Responding to an interviewer’s question, curator Yvette Mutumba states, “I don’t think that «We Don’t Need Another Hero» is meant negatively in the sense that «all of you heroes are annoying.» Instead, I think it’s meant positively: that we can achieve a lot together as a group, that we can be understood on a micro level, as a group of curators. But it can also be about other people who identify with how we speak and how we approach things. It’s the «we» of the artists. The «we» can be both a small and a large group.”[1]
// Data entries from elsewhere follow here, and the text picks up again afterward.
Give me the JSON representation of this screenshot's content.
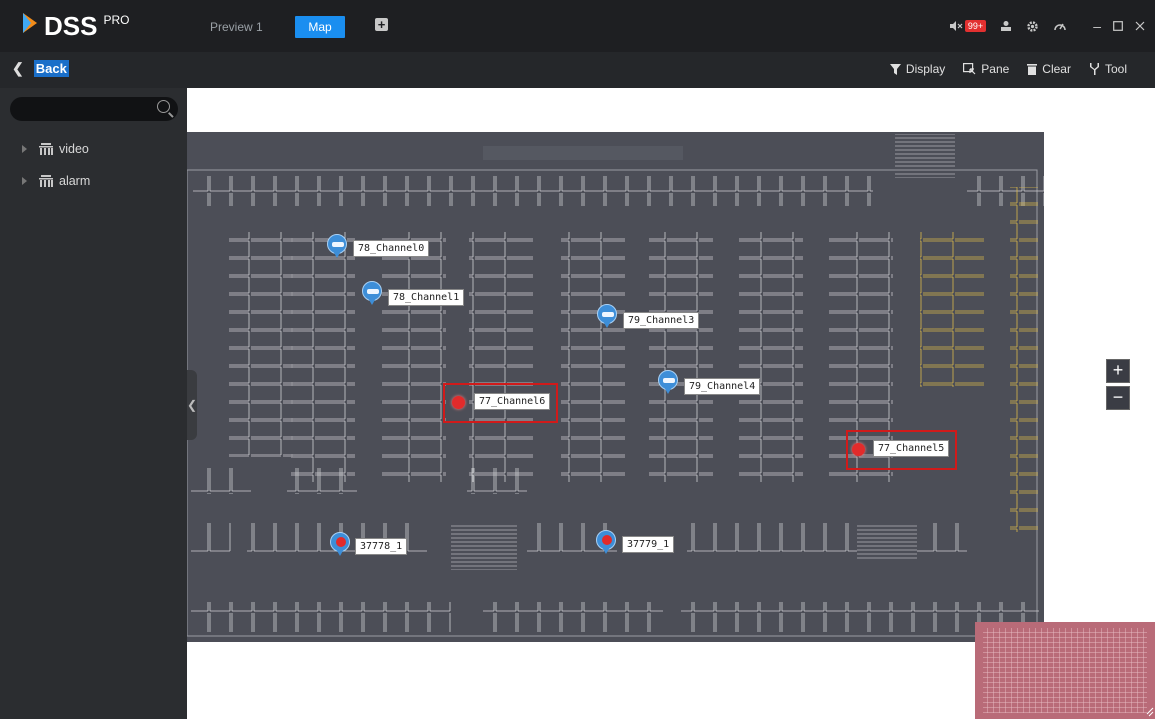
{
  "app": {
    "brand": "DSS",
    "edition": "PRO"
  },
  "tabs": [
    {
      "label": "Preview 1",
      "active": false
    },
    {
      "label": "Map",
      "active": true
    }
  ],
  "titlebar_icons": [
    "mute-icon",
    "notification-count",
    "user-icon",
    "settings-icon",
    "performance-icon",
    "minimize-icon",
    "maximize-icon",
    "close-icon"
  ],
  "notification_count": "99+",
  "subbar": {
    "back_label": "Back",
    "tools": [
      {
        "label": "Display",
        "icon": "filter-icon"
      },
      {
        "label": "Pane",
        "icon": "pane-icon"
      },
      {
        "label": "Clear",
        "icon": "clear-icon"
      },
      {
        "label": "Tool",
        "icon": "tool-icon"
      }
    ]
  },
  "sidebar": {
    "search_placeholder": "",
    "tree": [
      {
        "label": "video",
        "icon": "device-tree-icon"
      },
      {
        "label": "alarm",
        "icon": "device-tree-icon"
      }
    ]
  },
  "map": {
    "channels": [
      {
        "label": "78_Channel0",
        "type": "camera",
        "alarm": false
      },
      {
        "label": "78_Channel1",
        "type": "camera",
        "alarm": false
      },
      {
        "label": "79_Channel3",
        "type": "camera",
        "alarm": false
      },
      {
        "label": "79_Channel4",
        "type": "camera",
        "alarm": false
      },
      {
        "label": "77_Channel6",
        "type": "alarm-input",
        "alarm": true
      },
      {
        "label": "77_Channel5",
        "type": "alarm-input",
        "alarm": true
      },
      {
        "label": "37778_1",
        "type": "camera",
        "alarm": true
      },
      {
        "label": "37779_1",
        "type": "camera",
        "alarm": true
      }
    ],
    "zoom_in": "+",
    "zoom_out": "−"
  },
  "colors": {
    "accent": "#1a8ef0",
    "alarm": "#d11a1a",
    "map_bg": "#4c4e57",
    "badge": "#e23030"
  }
}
Yet the 10th Berlin Biennale appears to be full of rebellious challenges between artists. Taking into account this essential internal contradiction, where the repugnance for leaders creates a fertile foundation for even more prominent leading characters, it is worth mentioning the importance of time.
Standing humbly at the forefront of the curatorial team, Nomaduma Rosa Masilela, Serubiri Moses, Thiago de Paula, Yvette Mutumba, and Gabi Ngcobo argue: “We hoped for an exhibition that releases itself slowly and has an impact over the period of time”.[2] In other words, the programme was not meant to hit you straight away. In fact, it’s lukewarm, as noticed by numerous reviewers. Mind that no one said it was supposed to be sizzling.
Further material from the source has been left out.